As to the European central Bank (ECB), it “has taken on the baton of being the more hawkish central bank”, in the words of Goldman Sachs’ Kamakshya Trivedi, and was expected to accumulate 140 b.p. in hikes in total for the year. The bullish feeling surrounding the euro was also due to the renewed positivity felt about the European economy, looking towards a fresh year, with natural gas prices more under control and China opening itself up after strict Covid protocols, which could steady supply chains.

The Powerhouse of Europe

Germany has been struggling to overcome skyrocketing energy prices, red-hot inflation, and supply chain problems since its emergence from Covid restrictions in 2021. Russia’s invasion of Ukraine, last year, magnified those problems considerably. Natural gas cost as much as $374 dollars per megawatt hour in August 2022, which signified a giant year-over-year increase of 1,000%.

However, two weeks into January 2023, European gas prices had been tamed by a massive 81% since that time. Concerted efforts to fill up gas storehouses and mild winter weather combined to generate this relief. As to consumer prices, they had slowed down from a pace of 10.4% in October (the highest in over seven decades) to only 8.6% by mid-January.

“The German economy has been more resilient than initially expected”, said Jan-Christopher Scherer of DIW Berlin early in the new year, because GDP managed to grow by 1.9% in 2022. In addition, manufacturing production picked up 0.2% in November last year, compared with the previous month’s 0.4% loss.

No Recession

Despite the progress made in the area of inflation, “Interest rates still have to rise significantly at a steady pace”, said Isabel Schnabel of the ECB in January. “Inflation will not subside by itself”, she added.

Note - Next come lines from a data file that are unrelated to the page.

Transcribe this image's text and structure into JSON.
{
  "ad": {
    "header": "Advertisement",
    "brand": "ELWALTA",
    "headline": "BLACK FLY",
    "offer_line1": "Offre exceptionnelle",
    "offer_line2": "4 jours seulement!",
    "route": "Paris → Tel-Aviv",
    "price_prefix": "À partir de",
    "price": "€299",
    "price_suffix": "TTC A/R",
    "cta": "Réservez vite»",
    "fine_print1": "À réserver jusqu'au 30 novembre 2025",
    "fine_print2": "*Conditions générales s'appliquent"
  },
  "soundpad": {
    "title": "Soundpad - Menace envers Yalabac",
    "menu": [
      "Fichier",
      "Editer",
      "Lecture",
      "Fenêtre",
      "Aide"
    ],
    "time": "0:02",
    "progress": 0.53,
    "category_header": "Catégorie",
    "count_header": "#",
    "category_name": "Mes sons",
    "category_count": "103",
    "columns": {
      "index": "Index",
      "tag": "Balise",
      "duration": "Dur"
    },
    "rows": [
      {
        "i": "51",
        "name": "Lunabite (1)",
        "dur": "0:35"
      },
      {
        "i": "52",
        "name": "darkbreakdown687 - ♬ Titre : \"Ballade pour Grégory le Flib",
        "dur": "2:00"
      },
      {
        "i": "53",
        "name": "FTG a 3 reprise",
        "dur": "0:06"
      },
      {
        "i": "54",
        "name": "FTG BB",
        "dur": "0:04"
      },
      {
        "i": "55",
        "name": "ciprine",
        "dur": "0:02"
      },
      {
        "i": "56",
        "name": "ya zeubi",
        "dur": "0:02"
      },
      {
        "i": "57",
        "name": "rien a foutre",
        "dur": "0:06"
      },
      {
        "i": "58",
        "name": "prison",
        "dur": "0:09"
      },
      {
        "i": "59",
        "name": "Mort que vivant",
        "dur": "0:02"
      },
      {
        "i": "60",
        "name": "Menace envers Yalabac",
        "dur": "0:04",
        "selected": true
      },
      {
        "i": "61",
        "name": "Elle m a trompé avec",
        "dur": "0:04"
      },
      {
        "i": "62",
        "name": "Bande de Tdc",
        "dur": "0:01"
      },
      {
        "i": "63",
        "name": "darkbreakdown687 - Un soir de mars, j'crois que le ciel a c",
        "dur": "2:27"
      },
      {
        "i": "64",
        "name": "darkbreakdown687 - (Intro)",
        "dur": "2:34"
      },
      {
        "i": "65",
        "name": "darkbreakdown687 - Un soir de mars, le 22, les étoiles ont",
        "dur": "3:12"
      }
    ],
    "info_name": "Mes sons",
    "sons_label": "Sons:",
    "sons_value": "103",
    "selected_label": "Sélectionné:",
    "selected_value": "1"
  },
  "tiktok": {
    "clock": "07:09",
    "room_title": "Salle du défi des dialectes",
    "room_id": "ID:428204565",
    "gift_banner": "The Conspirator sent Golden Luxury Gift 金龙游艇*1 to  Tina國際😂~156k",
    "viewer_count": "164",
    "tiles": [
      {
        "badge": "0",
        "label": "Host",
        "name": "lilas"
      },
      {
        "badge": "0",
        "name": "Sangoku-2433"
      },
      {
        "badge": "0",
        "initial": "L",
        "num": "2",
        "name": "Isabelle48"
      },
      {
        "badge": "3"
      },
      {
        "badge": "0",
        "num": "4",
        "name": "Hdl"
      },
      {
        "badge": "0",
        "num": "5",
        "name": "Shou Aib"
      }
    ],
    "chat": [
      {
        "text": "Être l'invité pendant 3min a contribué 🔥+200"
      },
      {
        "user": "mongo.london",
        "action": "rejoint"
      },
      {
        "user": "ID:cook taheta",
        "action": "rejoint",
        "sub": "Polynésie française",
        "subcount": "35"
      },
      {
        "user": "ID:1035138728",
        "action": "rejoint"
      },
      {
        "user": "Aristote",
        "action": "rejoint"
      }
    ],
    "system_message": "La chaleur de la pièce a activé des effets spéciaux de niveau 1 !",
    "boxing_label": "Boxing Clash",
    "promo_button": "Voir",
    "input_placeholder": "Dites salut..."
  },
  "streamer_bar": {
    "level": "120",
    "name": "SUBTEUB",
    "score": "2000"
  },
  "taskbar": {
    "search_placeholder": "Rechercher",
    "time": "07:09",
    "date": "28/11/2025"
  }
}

The sturdiness of the euro economy supported her case that further hawkishness was needed. For instance, the ECB anticipate “very strong” wage growth this year.

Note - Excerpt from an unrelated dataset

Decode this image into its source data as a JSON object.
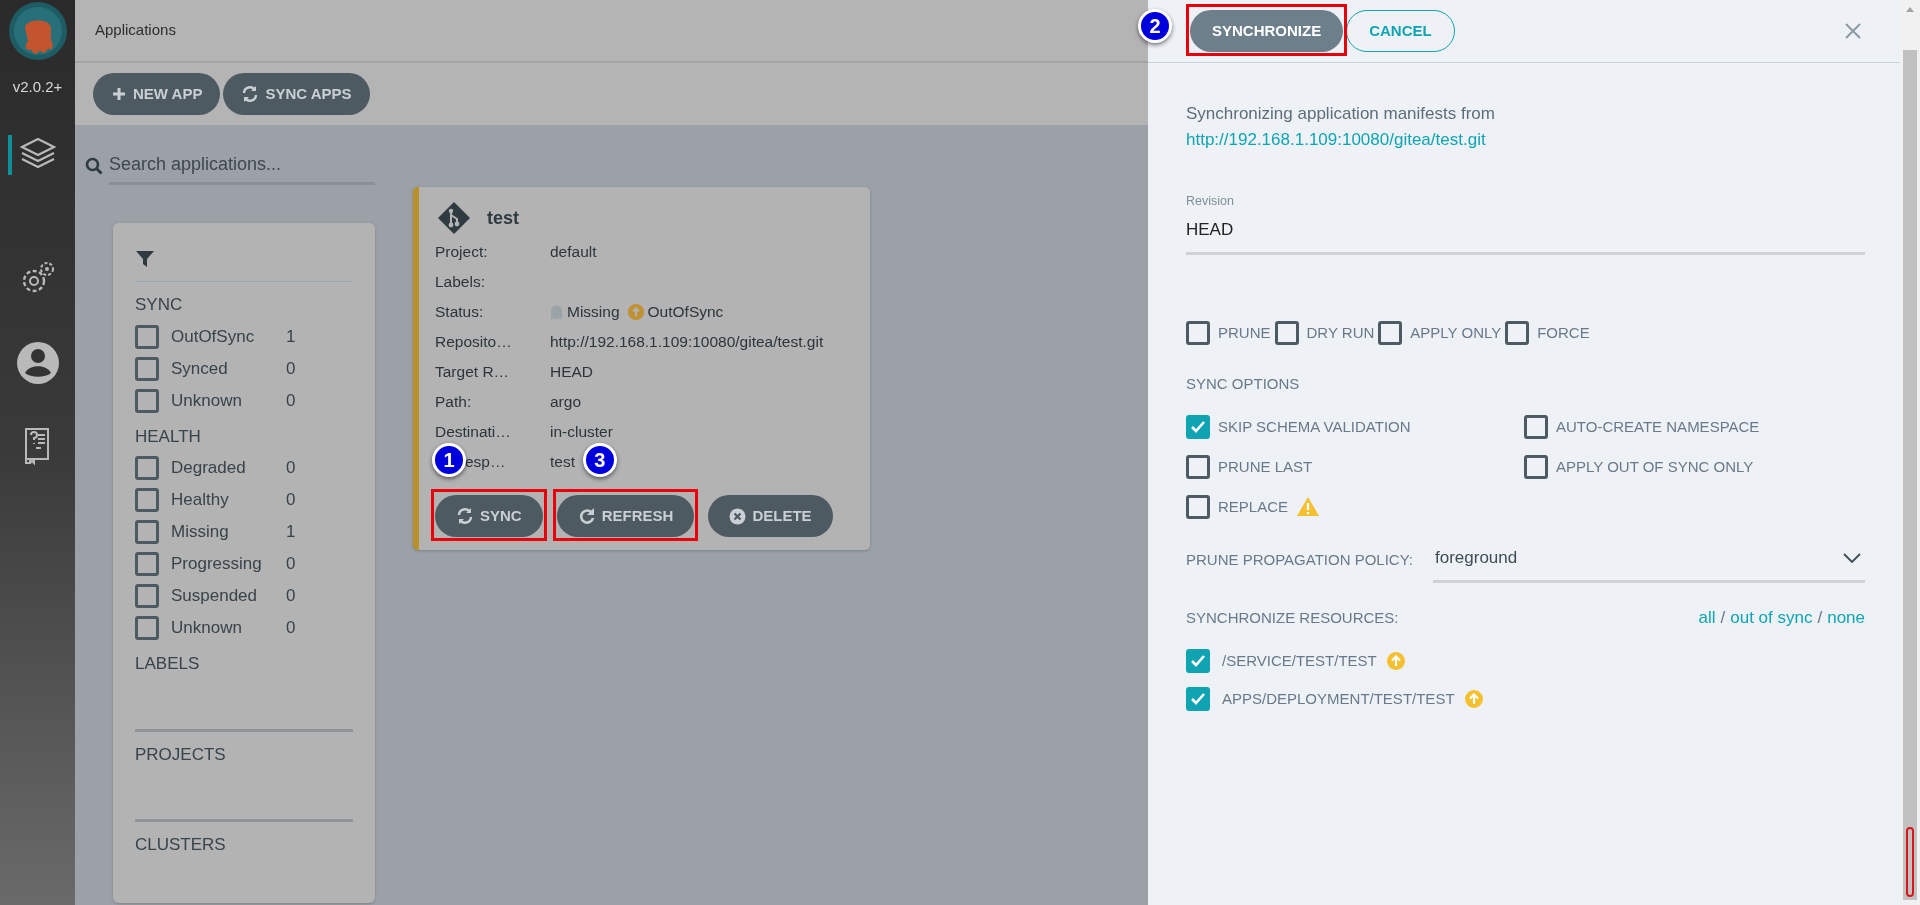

Confirming positive feelings about the euro economy, Goldman Sachs withdrew their assessment that a recession was due to set in. Rather, as of January, they predicted GDP growth of 0.6% for the year, as compared with their previous projection of a 0.1% shrinkage.

“We also look for core inflation to slow due to cooling goods prices but see continued upward pressure on services inflation due to rising labour costs”, said Goldman.

The Bears

In the first 11 days of the year, Europe’s Stoxx 600 index gained as much as 5% amid all this bullishness, but some voices were more cautious. Euro bears pointed out Russia’s assault on Ukraine could accelerate, leading to another surge in energy prices, which could hinder growth. Also, in the event inflation heats up again in the US, with the economy continuing to strengthen, the Fed could stay hawkish and the US dollar could get another push upwards, making for a headwind for the euro.

Peeking Ahead

However, in the opinion of JPMorgan, the persistently hawkish attitude of the ECB will prop up the euro. And Deutsche Bank’s George Saravelos believes “The pieces are falling into place for a more sustained downturn in the dollar”. Other analysts believe that the more gas prices drop, the better news it will be for the euro.

In forex trading early in the second week of January, the dollar index (which gauges the USD against six other currency partners), fell 1.15% as traders rediscovered their appetite for risk.